Inner listening is a quintessential building block for our care and nurturing, ability to make sense of the color, texture, and shape of our world, and is the guiding force that illuminates our path forward.
Discovering Our Inner Sanctuary
To safely navigate through the wilds of our lives, it is imperative that we have an inner sanctuary to come home to. To reiterate, when we are constantly overloaded by our outer-world, our inner world becomes so over-full that it can be a challenge to hear our inner voice. It can also be difficult to discern what we think and how we feel.
Have you ever been in the situation where you and a friend are trying to decide what to do, and neither of you can make a decision?
This is an excellent example of not being connected to your inner voice and sanctum.
Our desire and ability to lean into the guiding force of our inner voice is affected by many different circumstances.The overwhelming nature of our world is but one of these circumstances.
If we are highly sensitive, we have an even greater propensity to losing touch with our inner voice. Our conditioning around our right to take up space and stand up for our truth and beliefs can also tremendously impact how connected to our inner voice we are.
Our socioeconomic status, gender, religion, sexual orientation, and ethnicity can drastically shape our relationship to our inner voice.
The way our primary caregivers nurtured our confidence and independence also influence our ability to stay anchored and connected to our inner voice.
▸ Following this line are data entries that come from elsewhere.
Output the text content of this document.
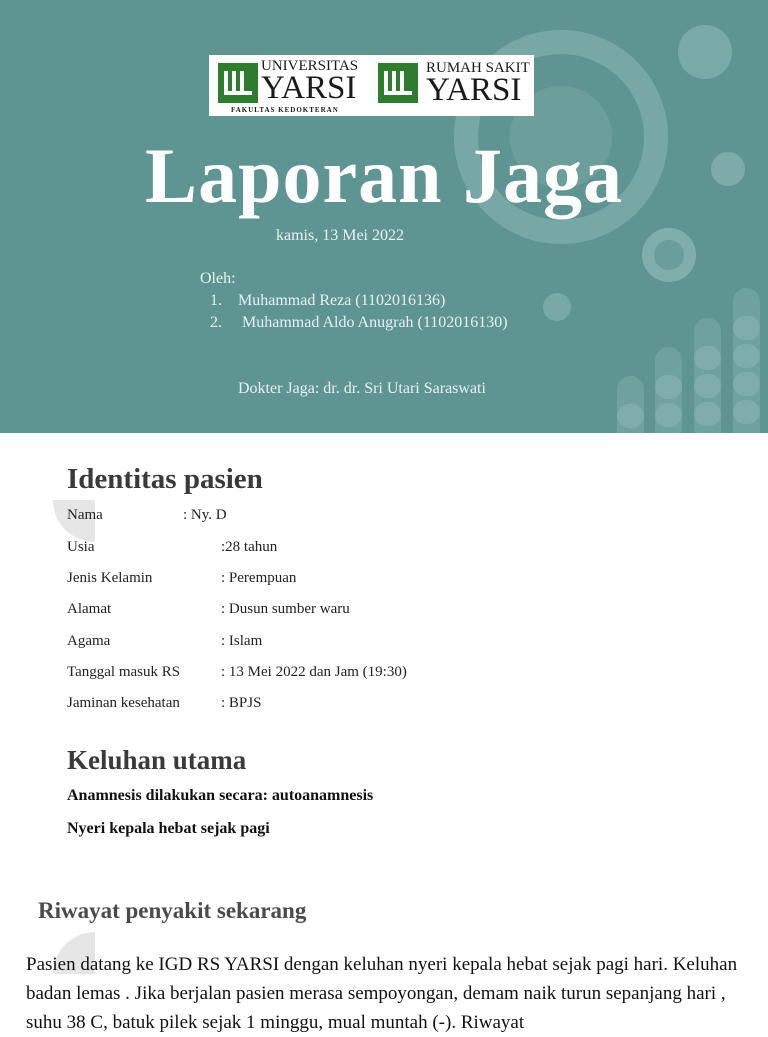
UNIVERSITAS
YARSI
FAKULTAS KEDOKTERAN
RUMAH SAKIT
YARSI
Laporan Jaga
kamis, 13 Mei 2022
Oleh:
1. Muhammad Reza (1102016136)
2. Muhammad Aldo Anugrah (1102016130)
Dokter Jaga: dr. dr. Sri Utari Saraswati
Identitas pasien
Nama	: Ny. D
Usia	:28 tahun
Jenis Kelamin	: Perempuan
Alamat	: Dusun sumber waru
Agama	: Islam
Tanggal masuk RS	: 13 Mei 2022 dan Jam (19:30)
Jaminan kesehatan	: BPJS
Keluhan utama
Anamnesis dilakukan secara: autoanamnesis
Nyeri kepala hebat sejak pagi
Riwayat penyakit sekarang
Pasien datang ke IGD RS YARSI dengan keluhan nyeri kepala hebat sejak pagi hari. Keluhan badan lemas . Jika berjalan pasien merasa sempoyongan, demam naik turun sepanjang hari , suhu 38 C, batuk pilek sejak 1 minggu, mual muntah (-). Riwayat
What is Embodied Listening?
Embodied listening is the vehicle through which we can learn to strengthen and enhance our connection to our inner voice. How do we begin to re-establish our connection to this vital mechanism integral to maintaining our sanity in the world?
Cultivating the art of embodied listening means that we can attune to our physical bodies signals, sensations, and cues.
Through mindfulness and presence practice we can begin to decode the unique language of our physical system. Our physical body is an outward manifestation of our thoughts, feelings, and the deeper wells of our unconscious psyche.
Embodied listening happens when we can interpret and listen to the deeper communication of our inner world.
Our bodies are incredibly sensitive to our environment. Our bodies will instantaneously shift in response to whether we feel threatened or safe. Our physical body and energetic field will contract or expand depending on whether we felt relaxed and nourished or stressed.
The Practice of Embodied Listening
As a practice, you might try turning your attention and awareness to your body for a day. As you go about your day, notice with curiosity in what situations is your body contracting and expanding.
Notice if there are specific circumstances, places, or people that make you feel expansive and in connection with life, or disconnected and tense in your body.
This practice is a simple awareness exercise that can help you to cultivate the first level of embodied listening. If you were just able to implement this practice your life would begin to drastically transform.
From this vantage point of embodied listening, knowing the exact foods that are most optimal for our body and the exact type of nurturing or self-care we need becomes quite effortless.
Making a decision or setting a boundary doesn’t feel confusing or burdensome. Discerning between our need for connection and alone time couldn’t be easier.
The clarity through which we can access our personal truths, values, and preferences feel exponentially more accessible.
Once we are able to strengthen our connection to our inner voice, no matter what arises in our present moment experience we always have an inner home to return to.
We are able to effortlessly access the higher wisdom of how to best care and nurture ourselves.
We are able to consider and make decisions with greater confidence and clarity.
We are able to implicitly trust and lean into the knowledge that we can catch ourselves no matter how massive the leap or vast the fall.